Il collo del cavallo, una curva liscia ed elegante, invita il pollastrello del pollice a scorrervi sopra e ad accarezzarlo :
Accarezzarlo a lungo : un piacere più tattile che visivo.
Sembra di sentire la pelle tiepida, il pelo morbido, un corpo vivo e in
movimento. Stupenda essenziale sintesi.
La luce accarezza queste due diverse superfici – il fronte e il retro -
e ne trae due effetti profondamente diversi :
E’ musica !
Sono i due movimenti : ‘allegro con brio’ davanti e ‘andante maestoso’ sul retro. E’ una musica che racconta l’eterna bellezza, la grazia,
la potenza e la nobiltà del cavallo.
Poi il cavallino mi ha raccontato una sua avventura.
Rappresenta un cavallo arabo, quindi estremamente raro e prezioso per la cultura del tempo :
Lui si era imbarcato nell’isola di Delo su una nave che portava preziosi oggetti greci a Roma. A Roma però non ci è mai arrivato perché la sua nave è affondata. Così attraverso i secoli e mille diverse mani il cavallino è arrivato a Venezia dove noi due ci siamo incontrati.
Un giorno il cavallino mi ha parlato di un suo carissimo amico : Sileno.
Sileno non si è considerato mai il suo padrone, ma solo un compagno di bevute :
Non è un caso : il tema del fulcrum è spesso legato al banchetto, quindi al godimento del cibo, alle gioie della vita, a volte persino alla resurrezione.
Sileno beve, si ubriaca e lascia bere il vino anche al suo compagno di viaggio, il cavallino.
Alla fine sono ubriachi tutti e due e Sileno può addirittura cavalcare al rovescio :
Si fida, tanto il cavallino ubriaco conosce la strada meglio di lui.
In fondo loro due non devono andare in nessun posto :
dove vanno, vanno bene.

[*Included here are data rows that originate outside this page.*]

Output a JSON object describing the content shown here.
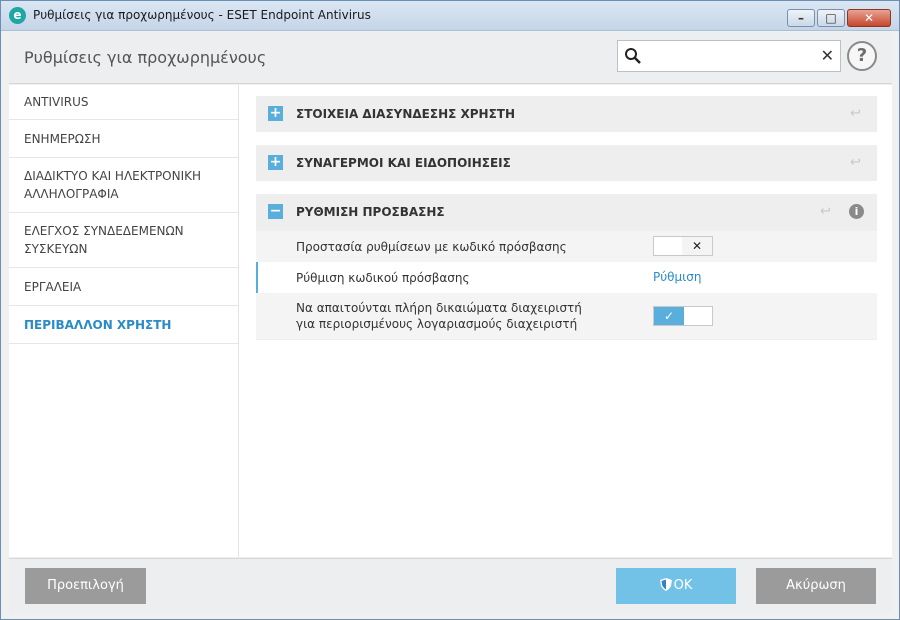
{
  "window": {
    "title": "Ρυθμίσεις για προχωρημένους - ESET Endpoint Antivirus",
    "app_icon_letter": "e"
  },
  "header": {
    "title": "Ρυθμίσεις για προχωρημένους",
    "search": {
      "value": "",
      "placeholder": ""
    },
    "help_label": "?"
  },
  "sidebar": {
    "items": [
      {
        "label": "ANTIVIRUS",
        "active": false
      },
      {
        "label": "ΕΝΗΜΕΡΩΣΗ",
        "active": false
      },
      {
        "label": "ΔΙΑΔΙΚΤΥΟ ΚΑΙ ΗΛΕΚΤΡΟΝΙΚΗ ΑΛΛΗΛΟΓΡΑΦΙΑ",
        "active": false
      },
      {
        "label": "ΕΛΕΓΧΟΣ ΣΥΝΔΕΔΕΜΕΝΩΝ ΣΥΣΚΕΥΩΝ",
        "active": false
      },
      {
        "label": "ΕΡΓΑΛΕΙΑ",
        "active": false
      },
      {
        "label": "ΠΕΡΙΒΑΛΛΟΝ ΧΡΗΣΤΗ",
        "active": true
      }
    ]
  },
  "sections": [
    {
      "title": "ΣΤΟΙΧΕΙΑ ΔΙΑΣΥΝΔΕΣΗΣ ΧΡΗΣΤΗ",
      "toggle": "+",
      "expanded": false
    },
    {
      "title": "ΣΥΝΑΓΕΡΜΟΙ ΚΑΙ ΕΙΔΟΠΟΙΗΣΕΙΣ",
      "toggle": "+",
      "expanded": false
    },
    {
      "title": "ΡΥΘΜΙΣΗ ΠΡΟΣΒΑΣΗΣ",
      "toggle": "−",
      "expanded": true,
      "rows": [
        {
          "label": "Προστασία ρυθμίσεων με κωδικό πρόσβασης",
          "control": "toggle",
          "state": "off",
          "glyph": "✕"
        },
        {
          "label": "Ρύθμιση κωδικού πρόσβασης",
          "control": "link",
          "link_text": "Ρύθμιση"
        },
        {
          "label": "Να απαιτούνται πλήρη δικαιώματα διαχειριστή για περιορισμένους λογαριασμούς διαχειριστή",
          "control": "toggle",
          "state": "on",
          "glyph": "✓"
        }
      ]
    }
  ],
  "footer": {
    "default_label": "Προεπιλογή",
    "ok_label": "OK",
    "cancel_label": "Ακύρωση"
  },
  "colors": {
    "accent": "#2a8bc7",
    "toggle_on": "#5aaedb",
    "ok_button": "#72c1e7",
    "neutral_button": "#9b9b9b"
  }
}
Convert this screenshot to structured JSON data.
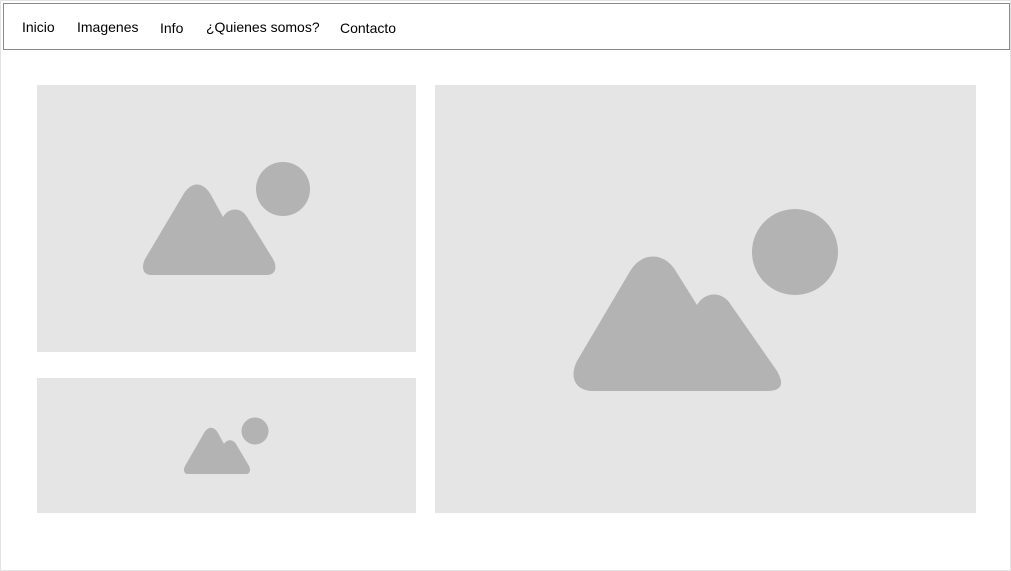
{
  "nav": {
    "items": [
      {
        "label": "Inicio"
      },
      {
        "label": "Imagenes"
      },
      {
        "label": "Info"
      },
      {
        "label": "¿Quienes somos?"
      },
      {
        "label": "Contacto"
      }
    ]
  },
  "content": {
    "images": [
      {
        "icon": "image-placeholder-icon"
      },
      {
        "icon": "image-placeholder-icon"
      },
      {
        "icon": "image-placeholder-icon"
      }
    ]
  },
  "colors": {
    "placeholder_bg": "#e5e5e5",
    "placeholder_icon": "#b3b3b3",
    "nav_border": "#8a8a8a"
  }
}
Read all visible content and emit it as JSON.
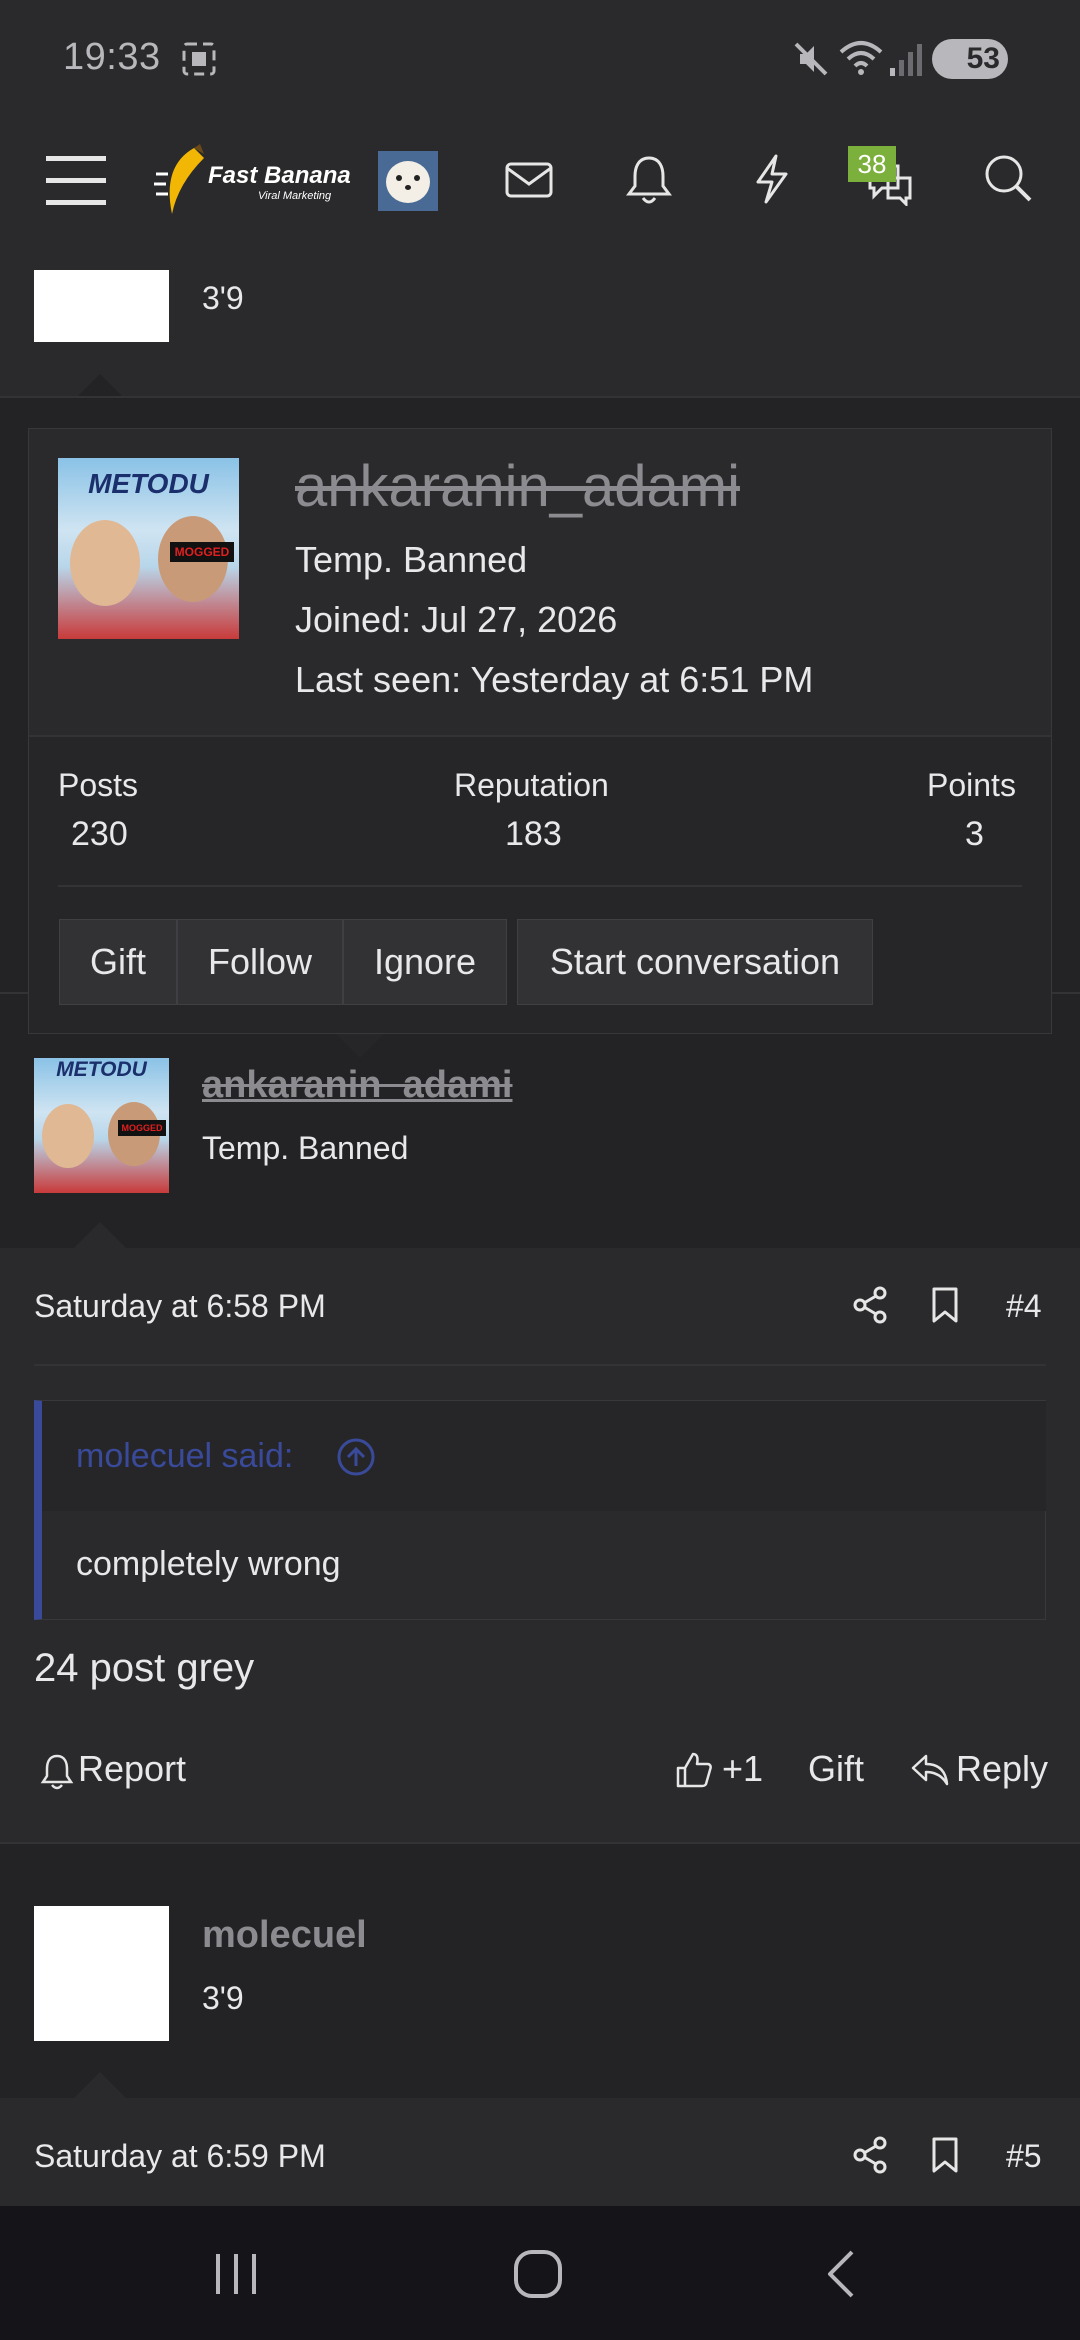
{
  "status_bar": {
    "time": "19:33",
    "battery": "53"
  },
  "nav": {
    "logo_text": "Fast Banana",
    "logo_subtext": "Viral Marketing",
    "messages_badge": "38"
  },
  "prev_post": {
    "user_title": "3'9"
  },
  "popup": {
    "username": "ankaranin_adami",
    "status": "Temp. Banned",
    "joined": "Joined: Jul 27, 2026",
    "last_seen": "Last seen: Yesterday at 6:51 PM",
    "avatar_title": "METODU",
    "avatar_tag": "MOGGED",
    "stats": [
      {
        "label": "Posts",
        "value": "230"
      },
      {
        "label": "Reputation",
        "value": "183"
      },
      {
        "label": "Points",
        "value": "3"
      }
    ],
    "buttons": {
      "gift": "Gift",
      "follow": "Follow",
      "ignore": "Ignore",
      "start_conversation": "Start conversation"
    }
  },
  "post4": {
    "username": "ankaranin_adami",
    "user_title": "Temp. Banned",
    "avatar_title": "METODU",
    "avatar_tag": "MOGGED",
    "date": "Saturday at 6:58 PM",
    "number": "#4",
    "quote_author": "molecuel said:",
    "quote_text": "completely wrong",
    "body": "24 post grey",
    "report": "Report",
    "like": "+1",
    "gift": "Gift",
    "reply": "Reply"
  },
  "post5": {
    "username": "molecuel",
    "user_title": "3'9",
    "date": "Saturday at 6:59 PM",
    "number": "#5"
  },
  "colors": {
    "background": "#232325",
    "panel": "#2a2a2c",
    "badge": "#7bb03c",
    "quote_bar": "#3a4a9a",
    "quote_author": "#3a4a9a"
  }
}
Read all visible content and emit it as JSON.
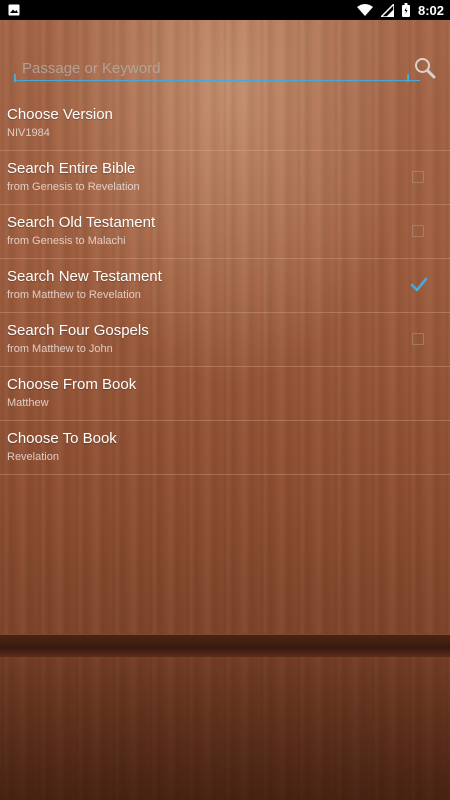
{
  "status_bar": {
    "time": "8:02",
    "icons": [
      "image-icon",
      "wifi-icon",
      "signal-icon",
      "battery-icon"
    ]
  },
  "search": {
    "placeholder": "Passage or Keyword",
    "value": ""
  },
  "options": [
    {
      "title": "Choose Version",
      "subtitle": "NIV1984"
    },
    {
      "title": "Search Entire Bible",
      "subtitle": "from Genesis to Revelation",
      "checked": false
    },
    {
      "title": "Search Old Testament",
      "subtitle": "from Genesis to Malachi",
      "checked": false
    },
    {
      "title": "Search New Testament",
      "subtitle": "from Matthew to Revelation",
      "checked": true
    },
    {
      "title": "Search Four Gospels",
      "subtitle": "from Matthew to John",
      "checked": false
    },
    {
      "title": "Choose From Book",
      "subtitle": "Matthew"
    },
    {
      "title": "Choose To Book",
      "subtitle": "Revelation"
    }
  ],
  "colors": {
    "accent": "#4aa8d8",
    "wood": "#a05f40",
    "status_bar": "#000000"
  }
}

Sereni e felici.
Infine un giorno, sottovoce, il cavallino mi ha confessato che è ubriaco.
Ci sono infatti e si vedono segni inequivocabili della vistosa ubriachezza del cavallino.
Un indizio è la bocca semiaperta e infatti la bocca del mio cavallino è socchiusa : sorride !
E infine, prova irrefutabile di ebbrezza le orecchie ritte in direzioni diverse.
E’ innegabile : l’orecchio destro è ripiegato indietro, come ad ascoltare la voce di chi lo cavalca, mentre l’orecchio sinistro è ritto in avanti, ben attento a cogliere ogni rumore di fronte.
Un altro giorno però nella storia del cavallino invece del naufragio sono apparsi i pirati. Lui non sa come, ma è finito addirittura in Uzbekistan a Samarcanda.
Adesso era nella casa di Omar Khayyam, un grande poeta persiano.
Come me, anche Omar Khayyam amava molto il cavallino. Sapeva che avrebbe dovuto essere a Roma e non a Samarcanda e però conosceva un grande poeta romano, Orazio che aveva scrittto : “Cogli l’attimo”.
Così Omar dedicò al suo cavallino questi versi,
che partono proprio dalle parole di Orazio : “Cogli l’attimo !”
e le adattano al cavallino ubriaco :
“L’attimo è una bottiglia.
Afferralo questo attimo. Bevi e sii felice”
Un lungo viaggio quello del mio cavallino :
dal blu del mare della Grecia,
al blu delle moschee di Samarcanda,
fino al verde smeraldo del Canal Grande qui a Venezia.
Un’altra poesia di Omar Khayyam sembra rivolgersi proprio a me :
Se trascorri il tuo tempo
con fanciulle dal volto di luna,
sta lieto.
Poi che ogni cosa del mondo
nel nulla finisce,
pensa che tu sei nulla,
ma già che ci sei,
sta lieto”.
Io da 62 anni trascorro il mio tempo con una fanculla dal volto di luna,
dai capelli di sole e dagli occhi di stelle. Sarà anche vero
che ogni cosa del mondo nel nulla finisce,
ma già che nel mondo per ora ci sono, stò lieto.
E il cavallino ubriaco maestro di vita e narratore di mille storie,
tutte vere o inventate, mi guarda e sorride.